Gynecologic extrapulmonary SCNECs most commonly arise in the cervix, and SCNECs of the uterine cervix comprise less than 3 % of cervical cancers (Cohen et al. 2010). SCNECs of the uterine cervix are highly aggressive with extensive local invasion and distant metastases. Most small cell carcinomas of the uterine cervix exhibit neuroendocrine differentiation and ultrastructural examination may be considered the most reliable method for confirming this feature (Ishida et al. 2004). HPV has been detected in more than 90 % of SCNEC tumors through PCR sequencing analysis (Wang and Lu 2004; Horn et al. 2006; Masumoto et al. 2003; Ishida et al. 2004). Many studies have shown that SCNECs that express the HPV oncoproteins E6 and E7 have high levels of p16 (Wang and Lu 2004; Horn et al. 2006; Masumoto et al. 2003). In general, all SCNECs tend to be locally aggressive and have a strong propensity for both regional and distant metastases (Renner 2007).

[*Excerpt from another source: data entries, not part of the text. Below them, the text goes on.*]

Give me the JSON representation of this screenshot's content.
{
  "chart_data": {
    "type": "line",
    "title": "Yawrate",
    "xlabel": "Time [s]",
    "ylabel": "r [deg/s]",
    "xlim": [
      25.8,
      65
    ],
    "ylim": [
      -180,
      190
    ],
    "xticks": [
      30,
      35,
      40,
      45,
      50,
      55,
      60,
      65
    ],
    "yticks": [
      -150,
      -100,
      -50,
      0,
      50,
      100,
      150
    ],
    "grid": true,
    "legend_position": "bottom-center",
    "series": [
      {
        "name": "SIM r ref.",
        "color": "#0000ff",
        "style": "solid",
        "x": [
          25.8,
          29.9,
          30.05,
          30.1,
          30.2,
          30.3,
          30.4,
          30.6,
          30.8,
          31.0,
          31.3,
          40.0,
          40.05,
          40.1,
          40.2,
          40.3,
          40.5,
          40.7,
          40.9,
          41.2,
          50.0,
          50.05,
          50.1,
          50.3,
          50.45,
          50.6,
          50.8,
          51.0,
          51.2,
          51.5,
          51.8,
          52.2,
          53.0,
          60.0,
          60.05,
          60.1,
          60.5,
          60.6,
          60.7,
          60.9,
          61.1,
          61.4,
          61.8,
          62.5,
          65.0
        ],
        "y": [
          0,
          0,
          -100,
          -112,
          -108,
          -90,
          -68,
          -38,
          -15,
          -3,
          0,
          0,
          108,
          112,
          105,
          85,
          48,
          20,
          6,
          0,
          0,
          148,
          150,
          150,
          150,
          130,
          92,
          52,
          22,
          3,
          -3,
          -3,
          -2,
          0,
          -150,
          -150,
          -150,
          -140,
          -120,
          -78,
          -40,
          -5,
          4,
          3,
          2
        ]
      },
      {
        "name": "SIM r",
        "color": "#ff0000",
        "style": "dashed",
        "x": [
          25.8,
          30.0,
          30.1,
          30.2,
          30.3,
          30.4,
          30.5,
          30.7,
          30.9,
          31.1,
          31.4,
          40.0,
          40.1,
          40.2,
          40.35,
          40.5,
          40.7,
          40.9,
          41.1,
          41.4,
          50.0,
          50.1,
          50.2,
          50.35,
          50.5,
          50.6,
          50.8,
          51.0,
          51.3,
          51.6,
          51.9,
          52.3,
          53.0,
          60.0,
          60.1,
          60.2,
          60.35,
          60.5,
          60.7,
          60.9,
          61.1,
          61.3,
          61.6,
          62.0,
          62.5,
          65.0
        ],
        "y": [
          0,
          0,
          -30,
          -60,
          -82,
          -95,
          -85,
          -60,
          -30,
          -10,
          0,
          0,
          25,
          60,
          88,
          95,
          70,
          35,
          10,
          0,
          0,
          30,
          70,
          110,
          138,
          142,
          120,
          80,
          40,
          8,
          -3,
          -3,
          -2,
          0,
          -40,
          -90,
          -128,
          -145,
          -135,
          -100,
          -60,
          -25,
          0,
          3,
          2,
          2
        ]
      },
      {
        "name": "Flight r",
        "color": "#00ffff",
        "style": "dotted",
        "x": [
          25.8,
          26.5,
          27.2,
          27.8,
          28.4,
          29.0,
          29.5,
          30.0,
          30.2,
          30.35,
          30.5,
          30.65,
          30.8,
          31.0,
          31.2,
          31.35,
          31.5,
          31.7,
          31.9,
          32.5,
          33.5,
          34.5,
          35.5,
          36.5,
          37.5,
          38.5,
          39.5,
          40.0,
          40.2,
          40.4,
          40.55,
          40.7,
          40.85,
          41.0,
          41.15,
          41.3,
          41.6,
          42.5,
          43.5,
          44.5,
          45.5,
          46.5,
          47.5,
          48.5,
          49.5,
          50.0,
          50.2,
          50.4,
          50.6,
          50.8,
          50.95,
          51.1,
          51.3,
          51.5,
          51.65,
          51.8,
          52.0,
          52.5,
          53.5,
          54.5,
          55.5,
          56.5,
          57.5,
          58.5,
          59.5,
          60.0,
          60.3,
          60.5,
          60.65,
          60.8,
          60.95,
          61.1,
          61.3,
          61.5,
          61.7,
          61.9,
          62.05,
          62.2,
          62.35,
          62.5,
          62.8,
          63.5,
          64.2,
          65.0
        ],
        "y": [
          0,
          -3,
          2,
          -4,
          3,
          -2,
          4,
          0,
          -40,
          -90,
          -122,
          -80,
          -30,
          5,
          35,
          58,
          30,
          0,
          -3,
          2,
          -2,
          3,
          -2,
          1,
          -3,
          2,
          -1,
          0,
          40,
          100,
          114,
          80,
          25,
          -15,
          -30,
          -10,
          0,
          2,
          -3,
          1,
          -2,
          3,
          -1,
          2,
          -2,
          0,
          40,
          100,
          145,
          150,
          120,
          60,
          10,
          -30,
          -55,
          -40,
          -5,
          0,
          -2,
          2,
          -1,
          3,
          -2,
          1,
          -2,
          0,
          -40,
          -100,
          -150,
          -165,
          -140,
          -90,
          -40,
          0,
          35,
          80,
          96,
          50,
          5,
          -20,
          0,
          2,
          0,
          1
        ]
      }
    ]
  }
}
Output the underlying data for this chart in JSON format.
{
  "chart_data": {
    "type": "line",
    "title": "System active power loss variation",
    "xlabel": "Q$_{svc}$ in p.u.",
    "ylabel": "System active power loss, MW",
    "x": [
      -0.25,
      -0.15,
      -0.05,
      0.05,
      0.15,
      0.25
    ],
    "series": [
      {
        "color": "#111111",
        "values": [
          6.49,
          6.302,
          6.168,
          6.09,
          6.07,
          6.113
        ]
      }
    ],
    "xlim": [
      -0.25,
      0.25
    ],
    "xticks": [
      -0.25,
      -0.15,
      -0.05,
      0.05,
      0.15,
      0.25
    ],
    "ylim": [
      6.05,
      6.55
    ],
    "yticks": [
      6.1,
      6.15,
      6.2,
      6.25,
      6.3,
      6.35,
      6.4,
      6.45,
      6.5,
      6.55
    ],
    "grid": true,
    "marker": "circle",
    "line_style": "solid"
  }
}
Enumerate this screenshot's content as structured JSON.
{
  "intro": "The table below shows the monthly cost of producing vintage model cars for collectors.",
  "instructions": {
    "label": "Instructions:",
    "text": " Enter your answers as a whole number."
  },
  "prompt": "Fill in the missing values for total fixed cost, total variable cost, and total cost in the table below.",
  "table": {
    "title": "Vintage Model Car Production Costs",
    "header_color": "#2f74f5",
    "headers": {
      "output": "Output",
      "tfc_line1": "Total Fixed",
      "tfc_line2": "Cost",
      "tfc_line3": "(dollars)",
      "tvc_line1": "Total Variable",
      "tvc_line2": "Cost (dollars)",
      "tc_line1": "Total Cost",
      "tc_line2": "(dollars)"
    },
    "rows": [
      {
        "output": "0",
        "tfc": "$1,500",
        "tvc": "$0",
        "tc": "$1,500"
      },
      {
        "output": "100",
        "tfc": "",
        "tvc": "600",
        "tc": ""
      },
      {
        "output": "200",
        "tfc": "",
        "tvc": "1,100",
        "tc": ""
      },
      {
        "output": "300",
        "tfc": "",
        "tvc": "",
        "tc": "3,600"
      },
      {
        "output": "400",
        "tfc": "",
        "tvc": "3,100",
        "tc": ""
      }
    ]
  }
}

The diagnosis of SCNEC requires immunohistochemical or ultrastructural studies. With routine hematoxylin and eosin staining, SCNEC exhibits morphology similar to that of nonkeratinizing SqCC. A case with a histopathologic finding of small round cells with scant cytoplasm should be evaluated for synaptophysin, chromogranin A, and CD56 expression, followed by ultrastructural analysis to detect neurosecretory granules in the tumor cells (Mineta et al. 2001). Recently, Alos et al. reported an inverse association between p16 expression and expression of Rb and cyclin D1 in SCNEC. The most prevalent phenotype was high p16-positive/Rb-low or -negative/cyclin D1-low or -negative expression (14/19, 73.7 %). Thus, patchy p16 positivity/strong Rb nuclear staining/strong cyclin D1 nuclear staining was observed in 5/19 cases (26.3 %) (Alos et al. 2016).

Owing to the rarity of these tumors, recommendations for the management of SCNEC of the oropharynx have not been established (Barbeaux et al. 2006). Most patients die within 2 years of diagnosis, despite being treated with adjuvant radiation and chemotherapy (Aggarwal et al. 2010). On the basis of comparative treatments for SCNEC of the larynx and lungs, various modalities have been indicated for patients with SCNEC of the oropharynx (Jaiswal and Hoang 2004).

In conclusion, SCNEC of the oropharynx is extremely rare and highly aggressive, with a poor prognosis. Herein, we present two cases of SCNEC, focusing on its histologic features and treatment modalities. More studies are required to elucidate the pathophysiology of HPV-associated SCNEC in different organ systems.